‘Pray for Midland,’ says resident examining flood damage after dam burst


EDENVILLE TWP, MI – Longtime Midland County resident Melissia Shuler spoke with tears in her eyes as she walked through an area ravaged by flood waters.

“It’s devastating, absolutely devastating,” Shuler said on the morning of Wednesday, May 20, the day after the Edenville Dam and the Sanford Dam burst. “Bring tears to your eyes. Pray for Midland.

Shuler lives in Hope Township, just east of Edenville Township. She and about two dozen other residents gathered on Wednesday morning in what was once Lake Wixom, now with its water greatly reduced. The lake in this area – right next to Edenville Town Hall and Curtis Road to the south – almost looks like a river now, due to its flowing water, mud and sand.

A few people were rescuing fish washed up on the shore, putting them back in the water. Others have explored the damage.

“Last night was really scary,” Shuler said. “I have family who live by the lake. Most were evacuated.
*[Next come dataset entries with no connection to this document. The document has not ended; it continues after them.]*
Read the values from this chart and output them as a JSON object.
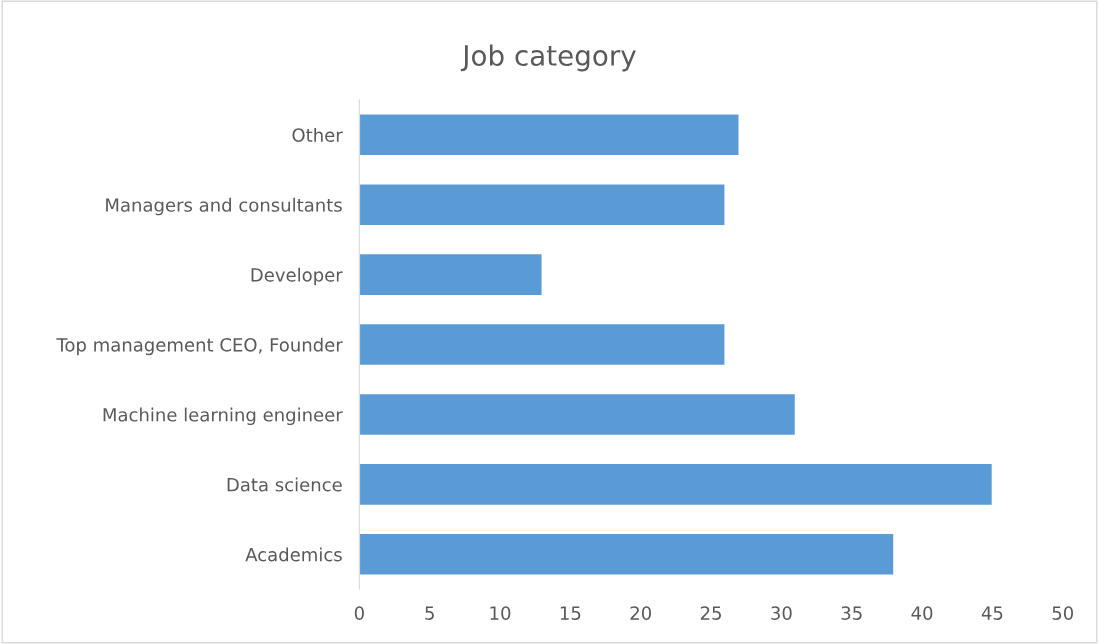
{
  "chart_data": {
    "type": "bar",
    "orientation": "horizontal",
    "title": "Job category",
    "categories": [
      "Other",
      "Managers and consultants",
      "Developer",
      "Top management CEO, Founder",
      "Machine learning engineer",
      "Data science",
      "Academics"
    ],
    "values": [
      27,
      26,
      13,
      26,
      31,
      45,
      38
    ],
    "color": "#5b9bd5",
    "xlim": [
      0,
      50
    ],
    "xticks": [
      0,
      5,
      10,
      15,
      20,
      25,
      30,
      35,
      40,
      45,
      50
    ],
    "grid": false,
    "legend": false
  }
}
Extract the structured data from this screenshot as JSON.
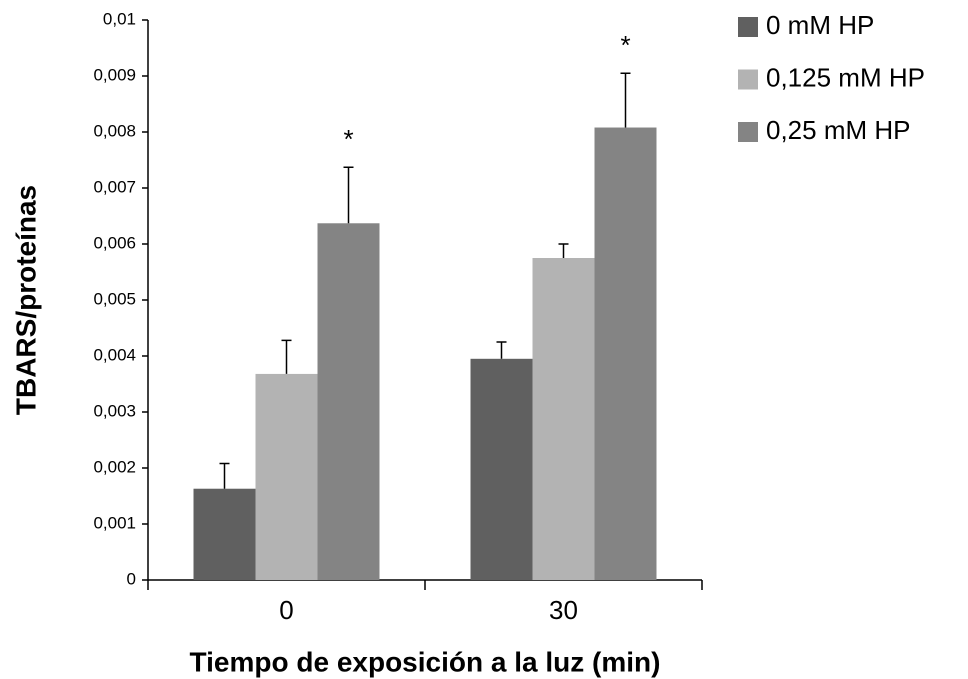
{
  "chart_data": {
    "type": "bar",
    "ylabel": "TBARS/proteínas",
    "xlabel": "Tiempo de exposición  a la luz (min)",
    "categories": [
      "0",
      "30"
    ],
    "series": [
      {
        "name": "0 mM HP",
        "color": "#606060",
        "values": [
          0.00163,
          0.00395
        ],
        "errors": [
          0.00045,
          0.0003
        ]
      },
      {
        "name": "0,125 mM HP",
        "color": "#b3b3b3",
        "values": [
          0.00368,
          0.00575
        ],
        "errors": [
          0.0006,
          0.00025
        ]
      },
      {
        "name": "0,25 mM HP",
        "color": "#848484",
        "values": [
          0.00637,
          0.00808
        ],
        "errors": [
          0.001,
          0.00097
        ]
      }
    ],
    "annotations": [
      {
        "text": "*",
        "series": 2,
        "category": 0
      },
      {
        "text": "*",
        "series": 2,
        "category": 1
      }
    ],
    "ylim": [
      0,
      0.01
    ],
    "yticks": [
      0,
      {
        "value": 0.001,
        "label": "0,001"
      },
      {
        "value": 0.002,
        "label": "0,002"
      },
      {
        "value": 0.003,
        "label": "0,003"
      },
      {
        "value": 0.004,
        "label": "0,004"
      },
      {
        "value": 0.005,
        "label": "0,005"
      },
      {
        "value": 0.006,
        "label": "0,006"
      },
      {
        "value": 0.007,
        "label": "0,007"
      },
      {
        "value": 0.008,
        "label": "0,008"
      },
      {
        "value": 0.009,
        "label": "0,009"
      },
      {
        "value": 0.01,
        "label": "0,01"
      }
    ],
    "grid": false,
    "legend": "right"
  }
}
We’re high enough above that we don’t have to evacuate, but just to see the devastation, it’s… it’s going to take years to rebuild, absolutely. It’s very sad. Anguishing. “

After speaking with MLive, Shuler and her husband Joe Shuler toured the wreckage to collect it together.
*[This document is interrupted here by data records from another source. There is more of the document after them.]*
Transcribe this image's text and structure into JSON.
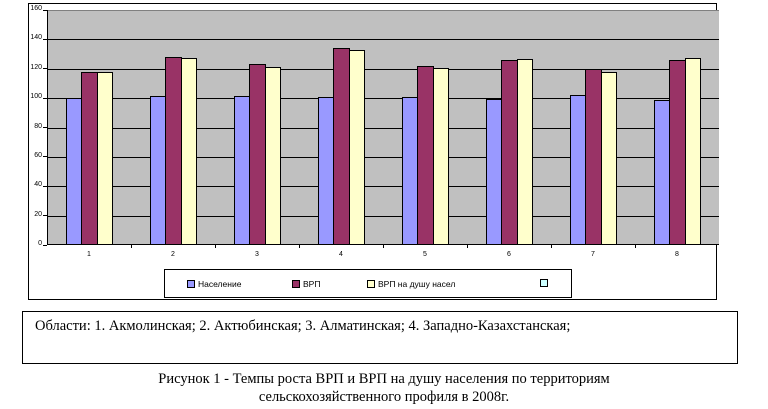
{
  "chart_data": {
    "type": "bar",
    "title": "",
    "xlabel": "",
    "ylabel": "",
    "ylim": [
      0,
      160
    ],
    "yticks": [
      0,
      20,
      40,
      60,
      80,
      100,
      120,
      140,
      160
    ],
    "grid": true,
    "legend_position": "bottom",
    "categories": [
      "1",
      "2",
      "3",
      "4",
      "5",
      "6",
      "7",
      "8"
    ],
    "series": [
      {
        "name": "Население",
        "color": "#9999ff",
        "values": [
          100,
          101.6,
          101.5,
          101,
          101,
          99.7,
          102.3,
          99
        ]
      },
      {
        "name": "ВРП",
        "color": "#993366",
        "values": [
          118,
          128,
          123.4,
          134,
          122,
          126,
          120,
          126
        ]
      },
      {
        "name": "ВРП на душу насел",
        "color": "#ffffcc",
        "values": [
          118,
          127,
          121.4,
          133,
          120.5,
          126.5,
          118,
          127.5
        ]
      },
      {
        "name": "",
        "color": "#ccffff",
        "values": []
      }
    ]
  },
  "colors": {
    "plot_background": "#c0c0c0",
    "frame": "#000000"
  },
  "textbox": {
    "text": "Области: 1. Акмолинская;  2. Актюбинская;  3. Алматинская;  4. Западно-Казахстанская;"
  },
  "caption": {
    "line1": "Рисунок  1 - Темпы роста ВРП и ВРП на душу населения по территориям",
    "line2": "сельскохозяйственного профиля в 2008г."
  }
}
Daniel Ankoviak, a resident of Sanford for 20 years, stood over the Tittabawassee River on what remains of the West Curtis Road Bridge, inspecting the damage.

“I spoke to my insurance agent this morning and he told me that often homeowners would not cover this because it is considered (a) flood and unless you have flood insurance. , you probably won’t get much coverage on this, “Ankoviak said.” I hope it doesn’t, and if it does, I hope FEMA steps in and helps everything. the world and what they experienced at home. “

Only about half of the bridge remains standing, with fallen trees blocking its path. 50 to 100 foot slabs of concrete broke away from the structure to rest in the mud below. Dozens of people stood in the mud across the Ankoviak Bridge.

“It’s amazing what the power of Mother Nature can do,” Ankoviak said. “I watch and sit in my own backyard, watching the trees crumble, my boat takes off after being moored and floats freely on the lake. Now, come here and see what it’s done to other homes … It’s amazing the power of it.